The Germany–Poland border (German: Grenze zwischen Deutschland und Polen, Polish: Granica polsko-niemiecka), the state border between Poland and Germany, is currently the Oder–Neisse line. It has a total length of 467 km (290 mi) and has been in place since 1945. It stretches from the Baltic Sea in the north to the Czech Republic in the south. Nevertheless, the border has not always followed this line, and it has a long and often volatile history.
The Germany–Poland border traces its origins to the beginnings of the Polish state, with the Oder (Odra) and Neisse (Nysa) rivers (the Oder–Neisse Line) being one of the earliest natural boundaries between Germany and the Slavic tribes. Over several centuries, it has moved eastwards, stabilized in the 14th century, and disappeared in the late 18th century with the partitions of Poland, in which Poland's neighbors, including the Kingdom of Prussia, annexed all of its territory. In 1871 Prussia became part of the German Empire.
After Poland regained independence following World War I and the 123 years of partitions, a long German-Polish border was settled on, 1,912 km (1,188 mi) long (including a 607 km (377 mi) border with East Prussia). The border was partially shaped by the Treaty of Versailles and partially by plebiscites (East Prussian plebiscite and the Silesian plebiscite, the former also affected by the Silesian Uprisings). The shape of that border roughly resembled that of pre-partition Poland.

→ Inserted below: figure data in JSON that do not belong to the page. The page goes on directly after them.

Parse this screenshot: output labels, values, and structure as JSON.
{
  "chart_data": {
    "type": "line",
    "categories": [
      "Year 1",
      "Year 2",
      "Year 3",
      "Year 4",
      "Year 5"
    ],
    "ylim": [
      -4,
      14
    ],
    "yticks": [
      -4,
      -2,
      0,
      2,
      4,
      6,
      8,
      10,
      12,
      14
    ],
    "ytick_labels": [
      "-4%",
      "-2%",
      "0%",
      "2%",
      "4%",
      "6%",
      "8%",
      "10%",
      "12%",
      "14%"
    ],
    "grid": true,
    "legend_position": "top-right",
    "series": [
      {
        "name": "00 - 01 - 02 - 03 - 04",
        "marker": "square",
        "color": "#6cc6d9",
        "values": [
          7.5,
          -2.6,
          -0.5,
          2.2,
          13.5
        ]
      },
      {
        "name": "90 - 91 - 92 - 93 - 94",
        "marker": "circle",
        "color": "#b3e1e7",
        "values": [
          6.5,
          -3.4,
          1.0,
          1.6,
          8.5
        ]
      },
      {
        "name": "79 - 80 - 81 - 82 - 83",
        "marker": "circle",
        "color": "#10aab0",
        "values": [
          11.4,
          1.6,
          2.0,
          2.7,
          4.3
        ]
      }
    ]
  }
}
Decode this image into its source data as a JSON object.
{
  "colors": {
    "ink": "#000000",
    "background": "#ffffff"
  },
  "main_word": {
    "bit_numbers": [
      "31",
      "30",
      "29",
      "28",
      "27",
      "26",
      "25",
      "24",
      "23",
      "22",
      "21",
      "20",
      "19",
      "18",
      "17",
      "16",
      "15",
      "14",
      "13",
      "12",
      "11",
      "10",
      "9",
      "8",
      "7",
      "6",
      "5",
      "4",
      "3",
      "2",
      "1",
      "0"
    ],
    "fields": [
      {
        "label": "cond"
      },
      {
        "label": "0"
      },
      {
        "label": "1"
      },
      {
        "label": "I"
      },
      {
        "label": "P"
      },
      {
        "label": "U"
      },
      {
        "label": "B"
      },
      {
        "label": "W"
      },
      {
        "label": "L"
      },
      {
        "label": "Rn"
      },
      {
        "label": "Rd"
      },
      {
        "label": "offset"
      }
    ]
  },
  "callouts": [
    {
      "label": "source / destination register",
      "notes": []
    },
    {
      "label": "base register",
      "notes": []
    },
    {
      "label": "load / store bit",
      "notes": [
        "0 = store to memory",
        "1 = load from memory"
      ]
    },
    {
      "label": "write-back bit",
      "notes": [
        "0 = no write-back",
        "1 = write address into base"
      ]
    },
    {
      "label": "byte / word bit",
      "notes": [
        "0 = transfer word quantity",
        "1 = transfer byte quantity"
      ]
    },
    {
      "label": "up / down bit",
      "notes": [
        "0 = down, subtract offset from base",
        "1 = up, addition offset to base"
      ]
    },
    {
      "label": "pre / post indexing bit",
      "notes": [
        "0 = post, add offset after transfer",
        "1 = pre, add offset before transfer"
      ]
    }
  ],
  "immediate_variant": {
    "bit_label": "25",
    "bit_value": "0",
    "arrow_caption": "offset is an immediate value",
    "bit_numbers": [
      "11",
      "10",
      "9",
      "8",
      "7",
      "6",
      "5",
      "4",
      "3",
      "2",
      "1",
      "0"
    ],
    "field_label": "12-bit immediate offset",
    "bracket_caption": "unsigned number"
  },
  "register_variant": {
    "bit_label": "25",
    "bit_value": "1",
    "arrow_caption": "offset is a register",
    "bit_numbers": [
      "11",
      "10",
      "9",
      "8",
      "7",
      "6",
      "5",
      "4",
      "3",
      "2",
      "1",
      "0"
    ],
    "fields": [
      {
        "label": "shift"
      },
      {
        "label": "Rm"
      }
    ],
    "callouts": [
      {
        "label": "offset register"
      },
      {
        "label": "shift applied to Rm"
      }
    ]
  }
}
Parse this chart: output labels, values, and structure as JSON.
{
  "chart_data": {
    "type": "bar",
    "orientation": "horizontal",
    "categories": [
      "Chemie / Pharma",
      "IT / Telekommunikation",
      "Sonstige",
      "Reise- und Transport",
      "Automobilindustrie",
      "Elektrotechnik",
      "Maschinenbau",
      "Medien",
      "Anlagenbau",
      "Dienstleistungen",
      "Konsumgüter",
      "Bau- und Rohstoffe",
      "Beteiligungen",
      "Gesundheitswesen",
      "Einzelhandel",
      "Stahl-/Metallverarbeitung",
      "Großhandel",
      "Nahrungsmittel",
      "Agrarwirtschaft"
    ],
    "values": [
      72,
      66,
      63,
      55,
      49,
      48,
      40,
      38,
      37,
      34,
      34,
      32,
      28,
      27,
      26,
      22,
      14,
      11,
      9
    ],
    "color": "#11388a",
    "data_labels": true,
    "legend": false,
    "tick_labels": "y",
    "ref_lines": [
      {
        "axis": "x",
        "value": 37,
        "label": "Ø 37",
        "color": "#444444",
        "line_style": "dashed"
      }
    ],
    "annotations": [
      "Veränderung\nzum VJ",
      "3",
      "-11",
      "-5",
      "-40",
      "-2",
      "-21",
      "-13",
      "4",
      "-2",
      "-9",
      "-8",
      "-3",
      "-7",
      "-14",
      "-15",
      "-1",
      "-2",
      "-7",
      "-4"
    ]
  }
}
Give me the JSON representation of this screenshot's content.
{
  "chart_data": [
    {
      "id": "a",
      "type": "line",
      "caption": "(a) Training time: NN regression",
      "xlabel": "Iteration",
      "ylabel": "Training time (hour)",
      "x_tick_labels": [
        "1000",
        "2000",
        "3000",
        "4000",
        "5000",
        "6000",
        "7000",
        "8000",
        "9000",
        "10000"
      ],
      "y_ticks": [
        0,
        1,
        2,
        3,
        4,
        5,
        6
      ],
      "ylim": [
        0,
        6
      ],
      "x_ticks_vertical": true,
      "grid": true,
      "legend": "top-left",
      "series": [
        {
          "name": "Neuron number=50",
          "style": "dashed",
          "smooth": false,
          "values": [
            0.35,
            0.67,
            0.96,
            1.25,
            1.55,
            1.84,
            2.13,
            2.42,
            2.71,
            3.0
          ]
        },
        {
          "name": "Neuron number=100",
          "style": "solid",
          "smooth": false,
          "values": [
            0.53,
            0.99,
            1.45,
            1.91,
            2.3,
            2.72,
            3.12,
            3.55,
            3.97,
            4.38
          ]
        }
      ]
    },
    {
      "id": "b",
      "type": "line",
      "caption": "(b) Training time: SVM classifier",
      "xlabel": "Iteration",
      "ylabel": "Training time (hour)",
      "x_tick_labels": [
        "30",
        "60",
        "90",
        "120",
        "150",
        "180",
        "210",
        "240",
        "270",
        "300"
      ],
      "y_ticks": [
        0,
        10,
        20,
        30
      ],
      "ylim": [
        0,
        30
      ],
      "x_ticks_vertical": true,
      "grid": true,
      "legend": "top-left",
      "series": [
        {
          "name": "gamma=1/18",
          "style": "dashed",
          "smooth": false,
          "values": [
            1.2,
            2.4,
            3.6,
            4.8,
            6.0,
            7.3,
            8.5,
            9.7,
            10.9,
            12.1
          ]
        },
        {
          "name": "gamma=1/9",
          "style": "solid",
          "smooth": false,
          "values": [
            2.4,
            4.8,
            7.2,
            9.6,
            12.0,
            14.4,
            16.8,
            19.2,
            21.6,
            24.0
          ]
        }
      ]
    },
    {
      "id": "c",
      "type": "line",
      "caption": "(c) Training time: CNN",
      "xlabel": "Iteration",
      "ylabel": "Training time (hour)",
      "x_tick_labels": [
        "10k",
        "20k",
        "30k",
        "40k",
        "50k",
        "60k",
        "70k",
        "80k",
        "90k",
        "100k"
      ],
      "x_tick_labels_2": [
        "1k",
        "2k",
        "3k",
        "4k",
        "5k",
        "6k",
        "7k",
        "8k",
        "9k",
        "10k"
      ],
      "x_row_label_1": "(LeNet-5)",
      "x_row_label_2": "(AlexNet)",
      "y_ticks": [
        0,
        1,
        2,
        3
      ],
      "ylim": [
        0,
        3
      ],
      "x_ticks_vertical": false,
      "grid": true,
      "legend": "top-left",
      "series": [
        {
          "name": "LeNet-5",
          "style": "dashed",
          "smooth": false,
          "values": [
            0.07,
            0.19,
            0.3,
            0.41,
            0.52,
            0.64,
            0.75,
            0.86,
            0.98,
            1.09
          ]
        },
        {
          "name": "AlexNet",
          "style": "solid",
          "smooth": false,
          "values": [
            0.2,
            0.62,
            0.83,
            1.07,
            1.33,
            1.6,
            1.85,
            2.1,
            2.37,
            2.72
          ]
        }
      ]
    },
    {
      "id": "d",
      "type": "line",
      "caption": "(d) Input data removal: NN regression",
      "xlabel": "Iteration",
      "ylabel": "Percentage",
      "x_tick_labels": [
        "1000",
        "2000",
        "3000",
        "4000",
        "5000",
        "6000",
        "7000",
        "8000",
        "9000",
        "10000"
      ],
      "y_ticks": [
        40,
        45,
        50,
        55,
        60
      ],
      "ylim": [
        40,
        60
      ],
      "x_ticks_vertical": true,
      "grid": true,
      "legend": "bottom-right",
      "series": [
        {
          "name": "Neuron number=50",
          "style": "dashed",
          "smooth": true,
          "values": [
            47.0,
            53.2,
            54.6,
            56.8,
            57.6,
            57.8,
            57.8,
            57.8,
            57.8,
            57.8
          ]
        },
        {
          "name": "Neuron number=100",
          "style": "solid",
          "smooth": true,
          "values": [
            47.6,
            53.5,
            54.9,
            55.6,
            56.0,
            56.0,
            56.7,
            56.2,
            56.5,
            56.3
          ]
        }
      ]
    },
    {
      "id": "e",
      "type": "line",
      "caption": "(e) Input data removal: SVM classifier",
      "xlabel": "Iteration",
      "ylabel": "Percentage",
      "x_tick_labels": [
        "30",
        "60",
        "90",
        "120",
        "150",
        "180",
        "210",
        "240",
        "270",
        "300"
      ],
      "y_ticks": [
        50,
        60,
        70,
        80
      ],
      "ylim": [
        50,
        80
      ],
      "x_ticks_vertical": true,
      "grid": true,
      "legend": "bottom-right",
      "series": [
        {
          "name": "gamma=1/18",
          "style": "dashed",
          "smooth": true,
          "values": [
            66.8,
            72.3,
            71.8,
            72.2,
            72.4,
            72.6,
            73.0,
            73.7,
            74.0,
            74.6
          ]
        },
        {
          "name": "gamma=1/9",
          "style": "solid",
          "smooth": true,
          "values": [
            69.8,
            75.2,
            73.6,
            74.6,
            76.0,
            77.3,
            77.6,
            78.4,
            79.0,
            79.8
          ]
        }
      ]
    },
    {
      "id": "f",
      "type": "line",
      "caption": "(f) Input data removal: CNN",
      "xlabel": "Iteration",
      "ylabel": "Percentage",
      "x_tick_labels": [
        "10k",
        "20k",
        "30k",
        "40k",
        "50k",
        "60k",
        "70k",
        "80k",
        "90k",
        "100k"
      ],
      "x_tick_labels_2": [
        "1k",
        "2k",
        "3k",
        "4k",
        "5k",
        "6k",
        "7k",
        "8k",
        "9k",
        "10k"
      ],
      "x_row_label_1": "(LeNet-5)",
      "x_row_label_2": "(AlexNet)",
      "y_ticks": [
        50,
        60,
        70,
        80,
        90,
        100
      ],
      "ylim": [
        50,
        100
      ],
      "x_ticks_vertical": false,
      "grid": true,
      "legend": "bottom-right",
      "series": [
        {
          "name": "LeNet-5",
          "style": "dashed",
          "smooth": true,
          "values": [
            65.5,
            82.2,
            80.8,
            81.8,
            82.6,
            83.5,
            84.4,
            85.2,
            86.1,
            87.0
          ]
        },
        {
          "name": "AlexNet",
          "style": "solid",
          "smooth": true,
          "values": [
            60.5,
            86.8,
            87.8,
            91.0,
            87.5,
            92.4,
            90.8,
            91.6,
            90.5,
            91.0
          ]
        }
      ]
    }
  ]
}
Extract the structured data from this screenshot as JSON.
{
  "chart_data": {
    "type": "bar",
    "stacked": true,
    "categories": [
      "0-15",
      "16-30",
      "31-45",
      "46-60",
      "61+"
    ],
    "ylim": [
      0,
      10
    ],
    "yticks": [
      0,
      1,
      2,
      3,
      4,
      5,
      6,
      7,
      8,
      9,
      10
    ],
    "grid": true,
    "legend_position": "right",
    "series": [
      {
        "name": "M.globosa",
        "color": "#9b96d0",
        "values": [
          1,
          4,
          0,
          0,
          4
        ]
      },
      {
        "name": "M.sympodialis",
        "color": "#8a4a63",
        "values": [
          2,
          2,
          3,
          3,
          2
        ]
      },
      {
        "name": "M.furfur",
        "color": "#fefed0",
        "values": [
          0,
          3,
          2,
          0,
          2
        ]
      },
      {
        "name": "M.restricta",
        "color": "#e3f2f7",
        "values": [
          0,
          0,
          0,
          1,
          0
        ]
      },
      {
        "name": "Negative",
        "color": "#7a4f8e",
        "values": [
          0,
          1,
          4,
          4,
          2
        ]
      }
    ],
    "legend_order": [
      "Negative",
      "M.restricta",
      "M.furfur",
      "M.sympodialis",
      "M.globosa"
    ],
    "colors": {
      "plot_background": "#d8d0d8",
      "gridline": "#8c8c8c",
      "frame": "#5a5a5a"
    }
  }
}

After World War II, the border was drawn from Świnoujście (Swinemünde) in the north at the Baltic Sea southward to the Czech Republic (then part of Czechoslovakia) border with Poland and Germany near Zittau. It follows the Oder–Neisse Line of the Oder (Odra) and Neisse (Nysa) rivers through most of their course.[dubious ] This was agreed upon by the main Allies of World War II – the Soviet Union, the United States, and the United Kingdom, at the Soviets' insistence, and, without any significant consultations with Poland (or Germany), at the Yalta Conference and Potsdam Conference. This border was a compensation to Poland for territories lost to the Soviet Union as a consequence of the Molotov–Ribbentrop Pact, and resulted in significant westward transfers of German population from the Recovered Territories, matching the Polish population transfers from the Kresy territories. It roughly matched the centuries-old, historical border between the Medieval Polish and German states. It divided several river cities into two parts – Görlitz/Zgorzelec, Guben/Gubin, Frankfurt (Oder)/Słubice, Bad Muskau/Łęknica.
The border was recognized by East Germany in the Treaty of Zgorzelec in 1950, by West Germany in 1970 in the Treaty of Warsaw, and by reunified Germany, in 1990 in the German–Polish Border Treaty of 1990. It was subject to minor corrections (land swaps) in 1951. The borders were partially open from 1971 to 1980, when Poles and East Germans could cross it without a passport or a visa; it was however closed again after few years, due to economic pressure on the East German economy from Polish shoppers and the desire of the East German government to diminish the influence of the Polish Solidarity movement on East Germany.
Following the fall of communism in Poland and Germany, and the German reunification, the border became part of the eastern border of the European Community, then that of the European Union. For a period, it was "the most heavily policed border in Europe". After Poland joined the European Union in 2004, the border controls were relaxed in agreement with the Schengen Agreement to eliminate passport controls by 2007. The modern borderlands of Poland and Germany are inhabited by about one million of those countries' citizens within the counties on each side.